Not only does aerobic exercise help with blood pressure management but it also helps with our mental health, by boosting serotonin and dopamine – the two hormones of mood management, that can go low when we are going through menopause. These powerful hormones also decline when our gut health isn’t optimal as well. And in mid-life our gut health changes as we lose oestrogen. This means that many women may not absorb enough of the protein tryptophan which helps to make serotonin and our sleep hormone, melatonin. This is why I also focus on the specific nutrition for us in menopause in the MyMT™ programmes that help our gut health, especially if women aren’t sleeping well.
This week on my trip to beautiful Wanaka, I went snow-shoeing up in the tranquil and isolated Pisa Range. Hubbie and I covered over 12 km. As I rhythmically moved along the trail, listening to my steady-state breathing, I remembered my visit to my Dr. At the time, I didn’t take the anti-depressants. Instead I explored the scientific research on depression, inflammation and exercise. From this, I put together a plan to sort out my sleep and gut health and change my exercise and nutrition to better suit the ‘change of life’. All factors that have restored my health and fitness back to where it used to be, before menopause hormonal changes took it away.

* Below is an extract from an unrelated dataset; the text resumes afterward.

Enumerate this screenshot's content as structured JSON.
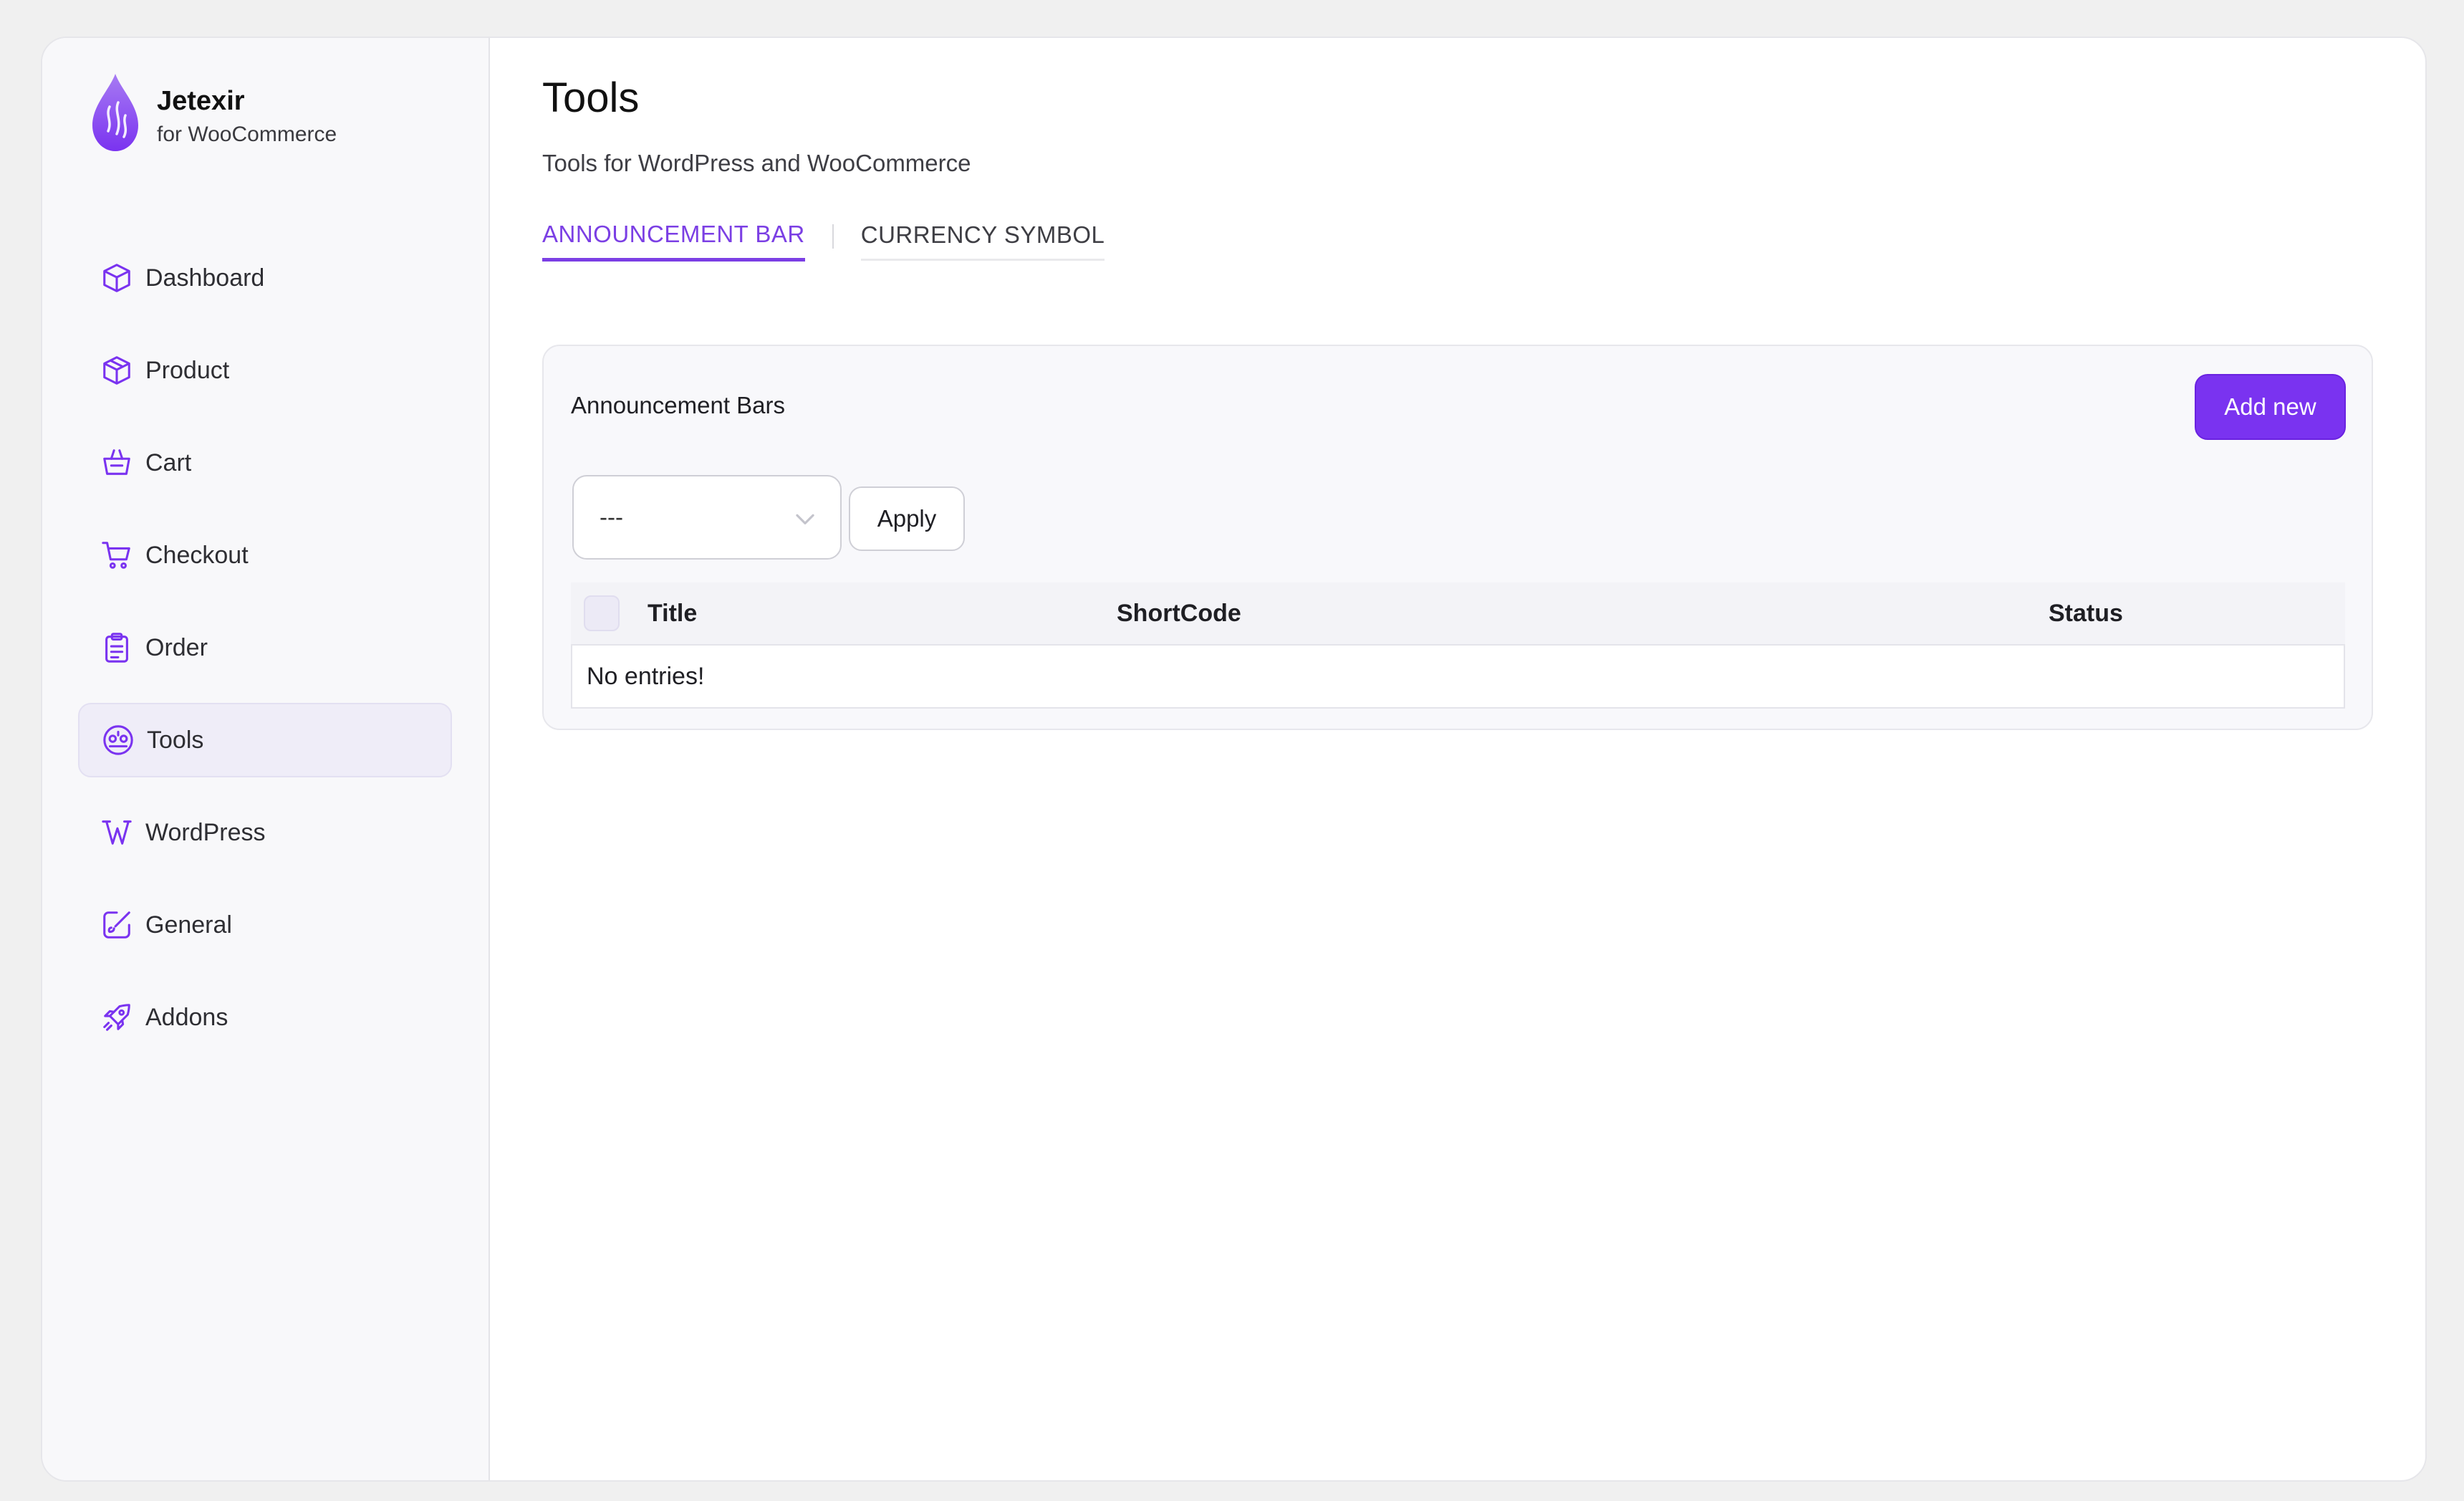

When you are ready, I hope you can join me because those same plans are all in the MyMT™ programmes waiting for you too.
*Australian Institute of Health and Welfare (2018). Physical activity across the life stages. Cat. no. PHE 225. Canberra: AIHW.
Doyne, E. et al. (1983). Aerobic exercise as treatment for depression in women. Behavior Therapy, 14(3), 434 – 440.
Leibermann, J. (2003). History of the use of anti-depressants in Primary Care. J. Clinical Psychiatry, 5(7), 1-5.